As leis da guerra são fundamentais, porque também impõem responsabilidades àqueles que travam uma guerra. Slobodan Milosevic era o presidente de um país e tinha que responder pelos seus atos. Ele foi julgado no Tribunal Penal Internacional das Nações Unidas para a ex-Iugoslávia e ele tinha que responder pelo que fez.
E agora? A culpa é de um robô assassino que comete crimes de guerra? Quem está sendo processado? A arma? O soldado? Os comandantes do soldado? A empresa que fabricou a arma? As ONG e os especialistas em direito internacional temem que as armas autónomas conduzam a um sério lacuna de responsabilidade .
Terá que ser provado que um militar cometeu um crime ao utilizar uma arma autónoma. Para isso, será necessário provar que o soldado cometeu um ato culposo e também teve a intenção específica de fazê-lo.
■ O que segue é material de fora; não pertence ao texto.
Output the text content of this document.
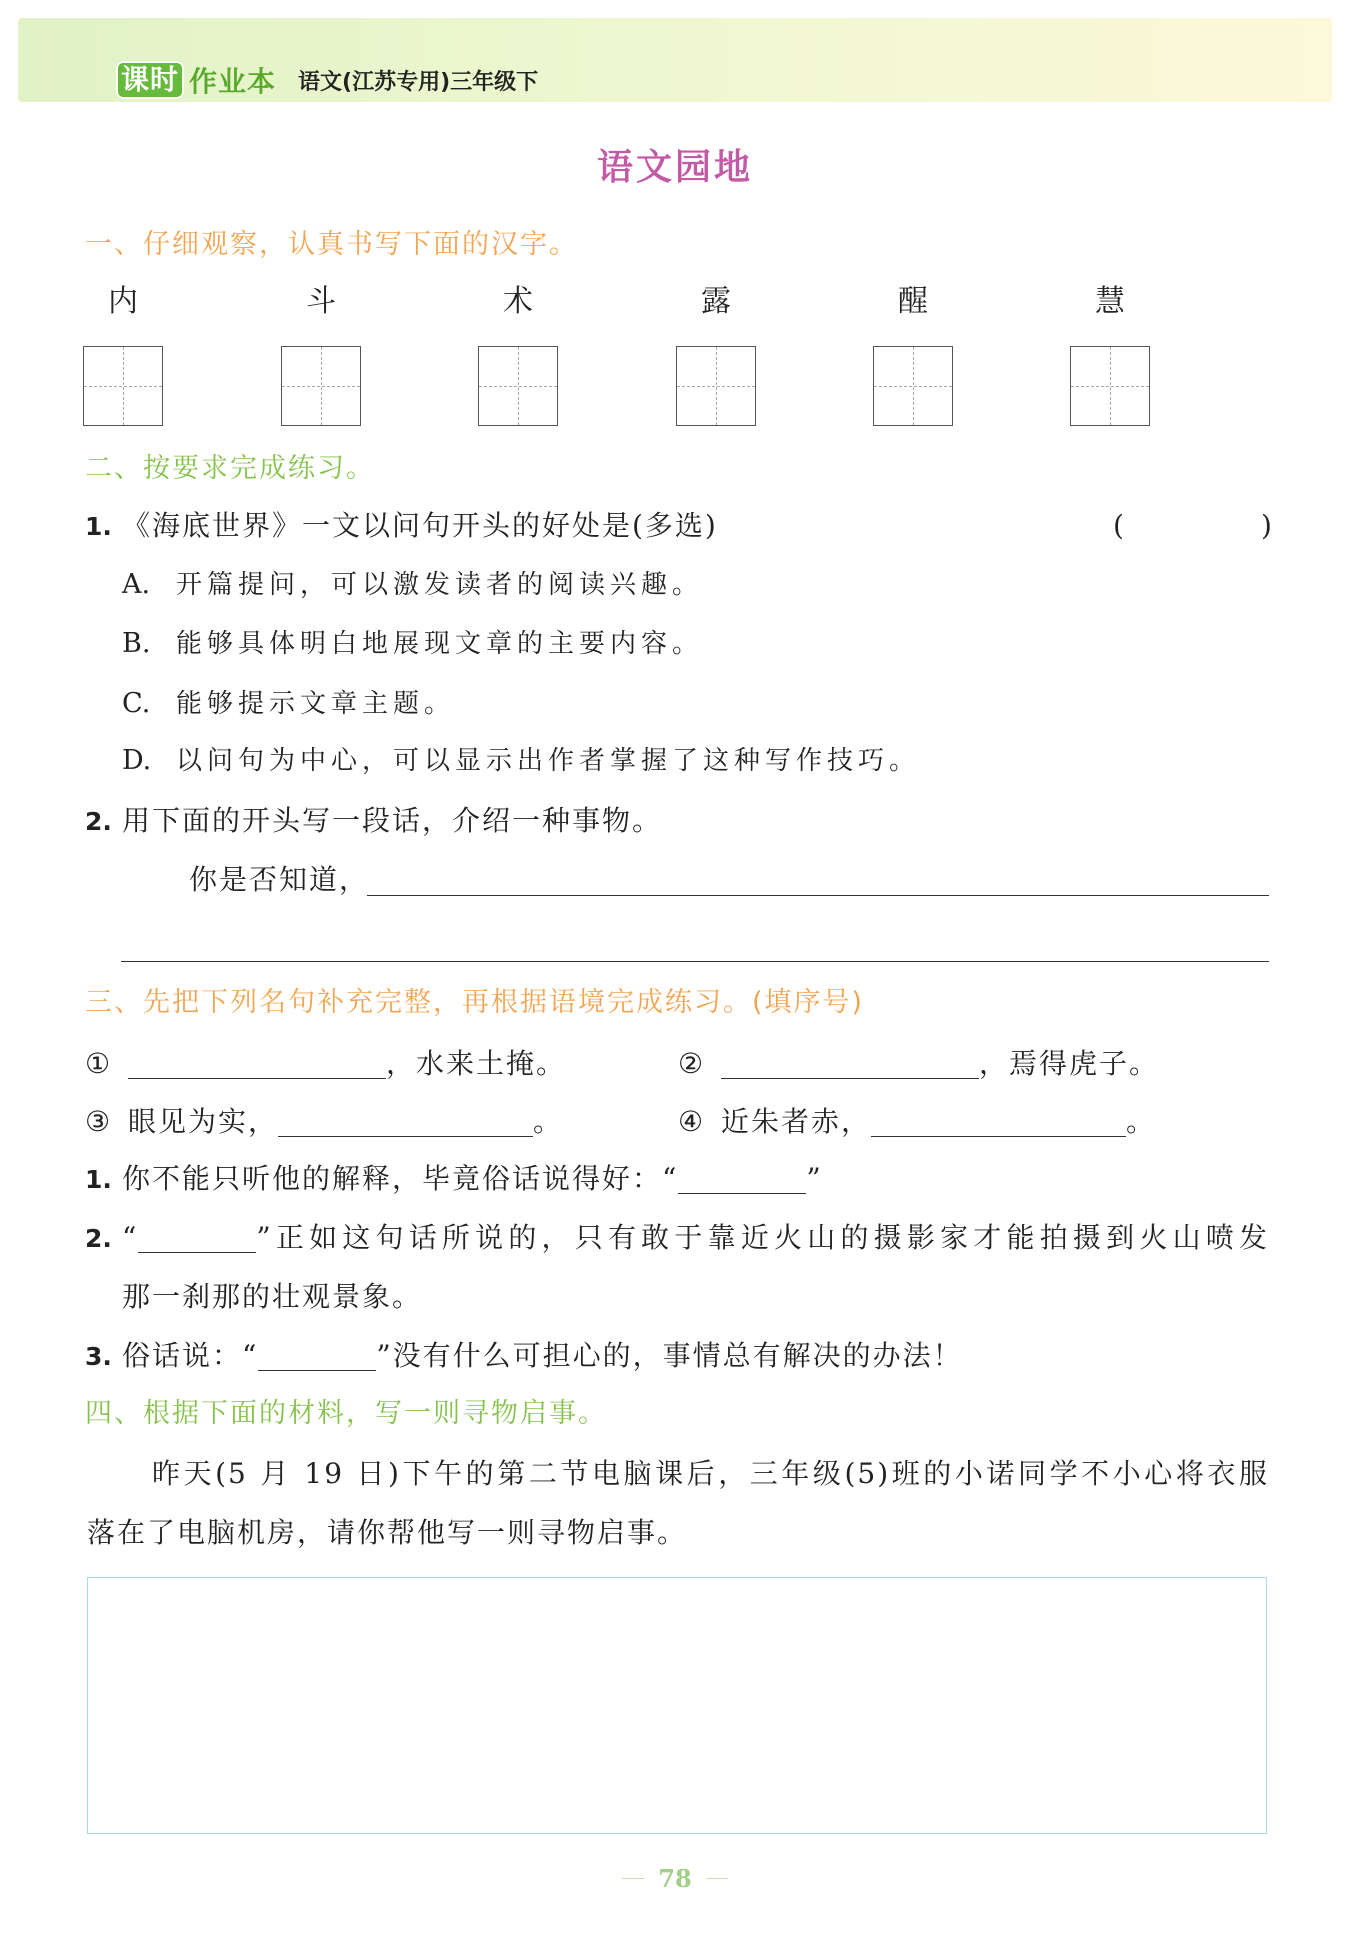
课时 作业本 语文(江苏专用)三年级下
语文园地
一、仔细观察，认真书写下面的汉字。
内	斗	术	露	醒	慧
二、按要求完成练习。
1. 《海底世界》一文以问句开头的好处是(多选)	(	)
A. 开篇提问，可以激发读者的阅读兴趣。
B. 能够具体明白地展现文章的主要内容。
C. 能够提示文章主题。
D. 以问句为中心，可以显示出作者掌握了这种写作技巧。
2. 用下面的开头写一段话，介绍一种事物。
你是否知道，
三、先把下列名句补充完整，再根据语境完成练习。(填序号)
①	，水来土掩。	②	，焉得虎子。
③ 眼见为实，	。	④ 近朱者赤，	。
1. 你不能只听他的解释，毕竟俗话说得好：“	”
2. “	”正如这句话所说的，只有敢于靠近火山的摄影家才能拍摄到火山喷发
那一刹那的壮观景象。
3. 俗话说：“	”没有什么可担心的，事情总有解决的办法！
四、根据下面的材料，写一则寻物启事。
昨天(5 月 19 日)下午的第二节电脑课后，三年级(5)班的小诺同学不小心将衣服
落在了电脑机房，请你帮他写一则寻物启事。
78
Uma dinâmica bastante complicada, num mundo de robôs assassinos.
Um mundo de robôs assassinos é um mundo sem regras que eles impõem controle humano significativo em armas. É um mundo onde crimes de guerra serão cometidos sem criminosos de guerra a serem responsabilizados. A estrutura das leis da guerra, junto com seu valor dissuasor, ficará consideravelmente enfraquecida.
Uma nova corrida armamentista global
Imagine que todos podem usar toda a força que quiserem, quando quiserem. Com menos consequências para qualquer pessoa. Imagine um planeta onde militares nacionais e internacionais, grupos insurgentes e terroristas possam desdobrar uma força letal teoricamente ilimitada com risco teoricamente zero em momentos e locais de sua escolha, sem nenhuma responsabilidade legal resultante.